Effects of hospital facilities on patient outcomes after cancer surgery: an international, prospective, observational study
Stephen R Knight, Catherine A. Shaw, Riinu Pius, Thomas M Drake, Lisa Norman, Adesoji Ademuyiwa, Adewale Adisa, María Lorena Aguilera, Sara W Al‐Saqqa, Ibrahim Al‐Slaibi, Aneel Bhangu, Bruce Biccard, Peter Brocklehurst, Ainhoa Costas‐Chavarri, Kathryn Chu, Anna Dare, Muhammed Elhadi, Cameron J. Fairfield, J.E.F. Fitzgerald, Dhruva Ghosh, James Glasbey, Mark I. van Berge Henegouwen, JC Allen Ingabire, T. Peter Kingham, Marie Carmela Lapitan, Ismaïl Lawani, Bettina Lieske, Richard Lilford, Janet Martin, Kenneth A McLean, Rachel Moore, Dion Morton, Dmitri Nepogodiev, Faustin Ntirenganya, Francesco Pata, Thomas Pinkney, Ahmad Uzair Qureshi, Antonio Ramos‐De la Medina, Aya Riad, Hosni Salem, Joana Simões, Richard T. Spence, Neil Smart, Stephen Tabiri, Hannah S. Thomas, Thomas G. Weiser, Malcolm West, John Whitaker, Ewen M. Harrison, Arben Gjata, María Marta Modolo, Sebastian K. King, Erick Chan, Sayeda Nazmun Nahar, Ade Waterman, Dominique Vervoort, Ismaïl Lawani, Alemayehu Ginbo Bedada, Bernardo De Azevedo, Ana Gabriela Figueiredo, M Sokolov, Vénérand Barendegere, Gerald Ekwen, Arnav Agarwal, Anna Dare, Alex Qinyang Liu, Juan Camilo Correa-Cote, Kalisya Luc Malemo, Jacques Fadhili Bake, Jakov Mihanović, K Kunčarová, J Örhalmi, Hosni Salem, Jyri Teras, Aristotelis Kechagias, Alexis Arnaud, Judith Lindert, Stephen Tabiri, Vasileios Kalles, Maria‐Lorena Aguilera‐Arevalo, Gustavo Recinos, Zsolt Baranyai, Basant Kumar, Harish Neelamraju Lakshmi, Sanoop Koshy Zachariah, Philip Alexander, Sunil Kumar Venkatappa, C.S. Pramesh, Radhian Amandito, Christina Fleming, Luca Ansaloni, Francesco Pata, Gianluca Pellino, Ahmed Altibi, Ibrahim Nour, Intisar Hisham Said Hamdun, Muhammed Elhadi, Ali Ghellai, Donatas Venskutonis, Tomas Poškus
Abstract
BACKGROUND: Early death after cancer surgery is higher in low-income and middle-income countries (LMICs) compared with in high-income countries, yet the impact of facility characteristics on early postoperative outcomes is unknown.
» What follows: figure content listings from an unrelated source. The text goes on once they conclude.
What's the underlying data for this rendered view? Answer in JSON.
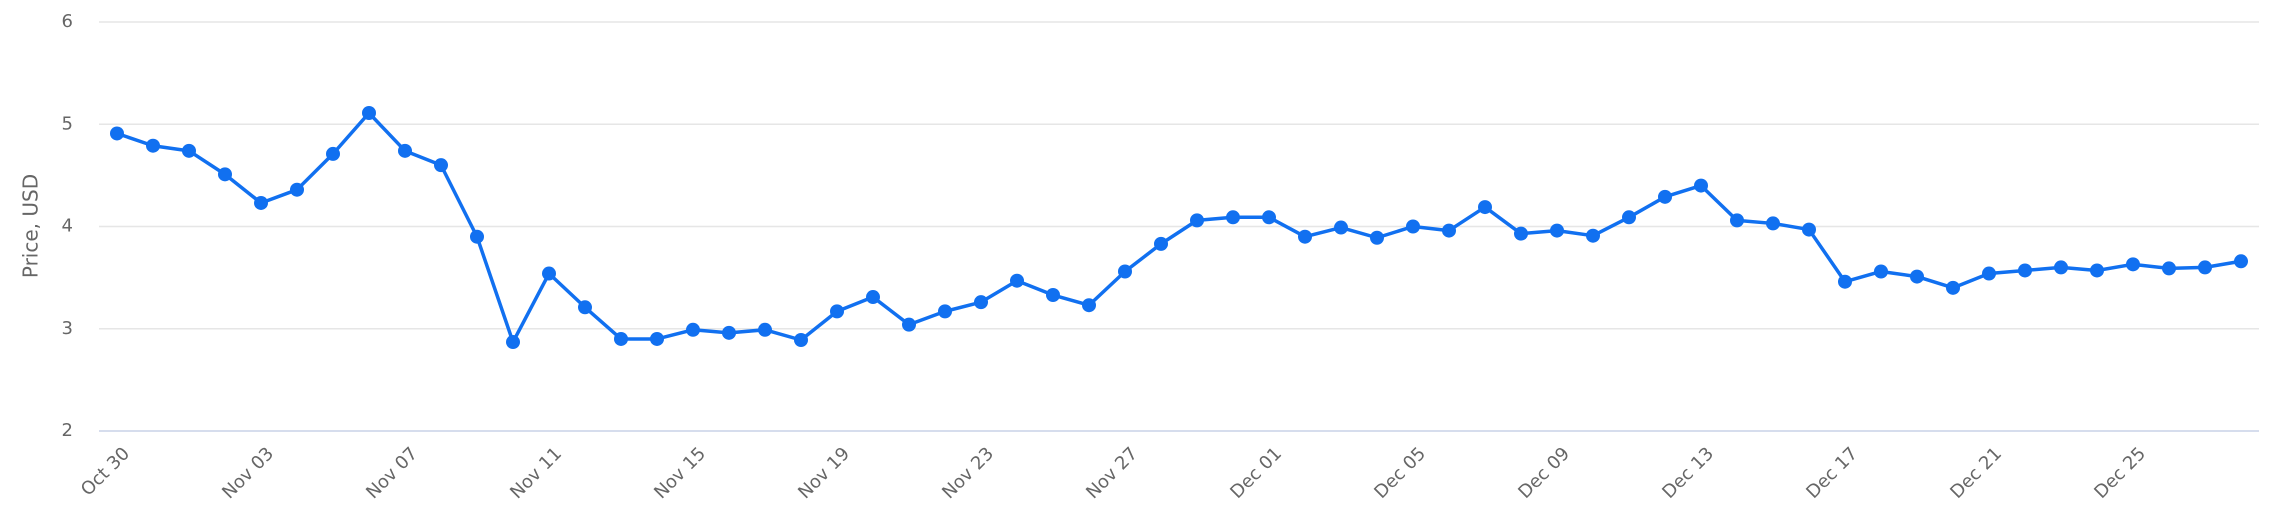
{
  "chart_data": {
    "type": "line",
    "y_axis_label": "Price, USD",
    "categories": [
      "Oct 30",
      null,
      null,
      null,
      "Nov 03",
      null,
      null,
      null,
      "Nov 07",
      null,
      null,
      null,
      "Nov 11",
      null,
      null,
      null,
      "Nov 15",
      null,
      null,
      null,
      "Nov 19",
      null,
      null,
      null,
      "Nov 23",
      null,
      null,
      null,
      "Nov 27",
      null,
      null,
      null,
      "Dec 01",
      null,
      null,
      null,
      "Dec 05",
      null,
      null,
      null,
      "Dec 09",
      null,
      null,
      null,
      "Dec 13",
      null,
      null,
      null,
      "Dec 17",
      null,
      null,
      null,
      "Dec 21",
      null,
      null,
      null,
      "Dec 25",
      null,
      null,
      null
    ],
    "values": [
      4.91,
      4.79,
      4.74,
      4.51,
      4.23,
      4.36,
      4.71,
      5.11,
      4.74,
      4.6,
      3.9,
      2.87,
      3.54,
      3.21,
      2.9,
      2.9,
      2.99,
      2.96,
      2.99,
      2.89,
      3.17,
      3.31,
      3.04,
      3.17,
      3.26,
      3.47,
      3.33,
      3.23,
      3.56,
      3.83,
      4.06,
      4.09,
      4.09,
      3.9,
      3.99,
      3.89,
      4.0,
      3.96,
      4.19,
      3.93,
      3.96,
      3.91,
      4.09,
      4.29,
      4.4,
      4.06,
      4.03,
      3.97,
      3.46,
      3.56,
      3.51,
      3.4,
      3.54,
      3.57,
      3.6,
      3.57,
      3.63,
      3.59,
      3.6,
      3.66
    ],
    "color": "#1170f0",
    "ylim": [
      2,
      6
    ],
    "yticks": [
      2,
      3,
      4,
      5,
      6
    ],
    "grid": true
  }
}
The aim of this study was to examine the association between hospital infrastructure, resource availability, and processes on early outcomes after cancer surgery worldwide. METHODS: A multimethods analysis was performed as part of the GlobalSurg 3 study-a multicentre, international, prospective cohort study of patients who had surgery for breast, colorectal, or gastric cancer. The primary outcomes were 30-day mortality and 30-day major complication rates. Potentially beneficial hospital facilities were identified by variable selection to select those associated with 30-day mortality. Adjusted outcomes were determined using generalised estimating equations to account for patient characteristics and country-income group, with population stratification by hospital. FINDINGS: Between April 1, 2018, and April 23, 2019, facility-level data were collected for 9685 patients across 238 hospitals in 66 countries (91 hospitals in 20 high-income countries; 57 hospitals in 19 upper-middle-income countries; and 90 hospitals in 27 low-income to lower-middle-income countries). The availability of five hospital facilities was inversely associated with mortality: ultrasound, CT scanner, critical care unit, opioid analgesia, and oncologist. After adjustment for case-mix and country income group, hospitals with three or fewer of these facilities (62 hospitals, 1294 patients) had higher mortality compared with those with four or five (adjusted odds ratio [OR] 3·85 [95% CI 2·58-5·75]; p<0·0001), with excess mortality predominantly explained by a limited capacity to rescue following the development of major complications (63·0% vs 82·7%; OR 0·35 [0·23-0·53]; p<0·0001). Across LMICs, improvements in hospital facilities would prevent one to three deaths for every 100 patients undergoing surgery for cancer. INTERPRETATION: Hospitals with higher levels of infrastructure and resources have better outcomes after cancer surgery, independent of country income. Without urgent strengthening of hospital infrastructure and resources, the reductions in cancer-associated mortality associated with improved access will not be realised. FUNDING: National Institute for Health and Care Research.